C'était un jour presque comme les autres. En tout cas ce jour je me le rappelle bien, maintenant. J'allais avoir 14 ans. C'était en août. Je changeais de collège pour la classe de troisième. Ma mère avait dû décider que pour moi ce changement de collège signifiait une nouvelle vie. Je ne comprenais pas vraiment pourquoi. Ma chambre devait être refaite. Mes habits devaient être neufs. Une paire de chaussures de couleur bordeaux à talon : pour quoi faire ? Quelle image avait-elle des jeunes gens que j'allais côtoyer ? Devrais-je me déguiser pour plaire dans ce nouveau collège ? Elle avait décidé aussi qu'il fallait que je parle anglais et m'avait envoyée en Angleterre faire un stage. Il me reste quelques souvenirs de cette quinzaine : un couple blond, une demi-journée d'apprentissage au golf, la faim, les milk shakes à la fraise le matin avant la classe, les haricots à la tomate sur les toasts le soir, servis avec du café au lait, devant la télé, Paul et Edith.

Rentrée d'Angleterre, donc, il avait été décidé que tout devait changer. Mes meubles blancs et marron de ma petite enfance avaient été jetés, tout comme mon luminaire de couleur orange. Ma grand-mère m'avait offert un bureau – secrétaire en bois, je l'ai toujours gardé. Ma mère avait choisi une armoire en merisier massif, d'un classicisme exacerbé, alors que nous n'avions pas d'argent et que nous habitions dans une tour au cœur d'une cité. Je ne me rappelle pas tout. Si, il me reste toujours cette housse de couette toute douce. Pourquoi autant d'attention ? Qu'arrivait-il ? D'où venait cet intérêt soudain pour ma personne… avant, que s'est-il vraiment passé ? Les souvenirs me reviendront-ils un jour ?

Nous sommes allés choisir le papier peint. Il était vert bouteille avec de petites fleurs blanches. J'ai toujours aimé le vert, il reste ma couleur préférée. Selon certains le vert symbolise l'équilibre. Ce jour-là, j'en ai manqué. Avant de poser le nouveau papier peint, il fallait lessiver les murs. La fenêtre était grande ouverte pour aérer. Elle a mis l'escabeau là, tout près de la fenêtre grande ouverte. Elle m'a dit de lessiver le grand rabat des volets roulants, situés au-dessus de la fenêtre. Bien gentiment, j'ai frotté. Soudain, elle a bousculé l'escabeau. Je suis tombée.

Non, je ne suis pas tombée par la fenêtre, sinon, du sixième étage, comprenez bien que je ne serais pas là en train de vous écrire cette aventure. Non, l'escabeau a quatre pieds. Il s'est d'abord penché vers la fenêtre mais est revenu vers le centre de la pièce par un effet de balancier. Là, je suis tombée les fesses dans la bassine pleine d'eau.

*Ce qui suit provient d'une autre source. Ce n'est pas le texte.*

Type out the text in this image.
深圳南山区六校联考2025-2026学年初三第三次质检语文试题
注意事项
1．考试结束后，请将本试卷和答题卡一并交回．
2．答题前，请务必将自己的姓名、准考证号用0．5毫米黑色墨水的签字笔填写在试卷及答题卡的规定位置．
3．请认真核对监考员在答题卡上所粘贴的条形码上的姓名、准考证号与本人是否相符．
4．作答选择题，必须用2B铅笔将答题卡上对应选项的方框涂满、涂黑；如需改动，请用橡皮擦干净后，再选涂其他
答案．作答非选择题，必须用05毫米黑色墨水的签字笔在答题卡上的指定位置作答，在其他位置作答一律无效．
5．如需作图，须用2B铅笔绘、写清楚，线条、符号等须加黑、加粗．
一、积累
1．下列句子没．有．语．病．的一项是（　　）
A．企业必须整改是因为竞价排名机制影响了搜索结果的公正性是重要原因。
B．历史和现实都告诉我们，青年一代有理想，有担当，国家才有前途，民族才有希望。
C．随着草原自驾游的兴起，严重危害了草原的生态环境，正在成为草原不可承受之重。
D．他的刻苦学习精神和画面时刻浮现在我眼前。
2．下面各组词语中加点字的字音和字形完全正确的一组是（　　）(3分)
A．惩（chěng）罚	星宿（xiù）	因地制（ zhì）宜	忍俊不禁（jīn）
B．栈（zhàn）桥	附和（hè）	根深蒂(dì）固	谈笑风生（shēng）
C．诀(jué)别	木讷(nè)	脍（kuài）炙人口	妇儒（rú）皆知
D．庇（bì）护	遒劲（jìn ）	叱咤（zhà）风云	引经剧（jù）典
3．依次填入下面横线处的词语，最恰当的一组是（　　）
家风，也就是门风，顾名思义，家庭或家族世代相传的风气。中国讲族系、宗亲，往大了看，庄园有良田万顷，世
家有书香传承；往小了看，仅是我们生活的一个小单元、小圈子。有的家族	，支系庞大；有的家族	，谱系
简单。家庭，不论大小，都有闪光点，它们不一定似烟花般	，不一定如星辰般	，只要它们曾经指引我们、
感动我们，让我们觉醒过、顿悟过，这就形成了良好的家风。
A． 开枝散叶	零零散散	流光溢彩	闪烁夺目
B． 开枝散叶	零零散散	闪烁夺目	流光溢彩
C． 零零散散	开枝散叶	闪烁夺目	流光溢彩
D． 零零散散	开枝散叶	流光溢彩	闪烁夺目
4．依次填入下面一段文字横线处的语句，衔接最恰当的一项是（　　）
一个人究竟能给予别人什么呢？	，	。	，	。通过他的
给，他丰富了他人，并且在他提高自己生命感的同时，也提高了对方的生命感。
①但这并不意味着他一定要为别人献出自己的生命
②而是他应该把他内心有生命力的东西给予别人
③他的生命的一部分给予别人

J'ai ri. Je me rappelle sa pâleur. Je me rappelle mon rire, ce rire innocent et franc, alors que j'étais encore assise dans la bassine. Plus tard, j'ai réalisé qu'elle avait mal calculé son plan. Elle était pâle, comme si elle avait aperçu une revenante. Ce rire a dû lui paraître terriblement violent. Son plan, calculé, millimétré, avait échoué.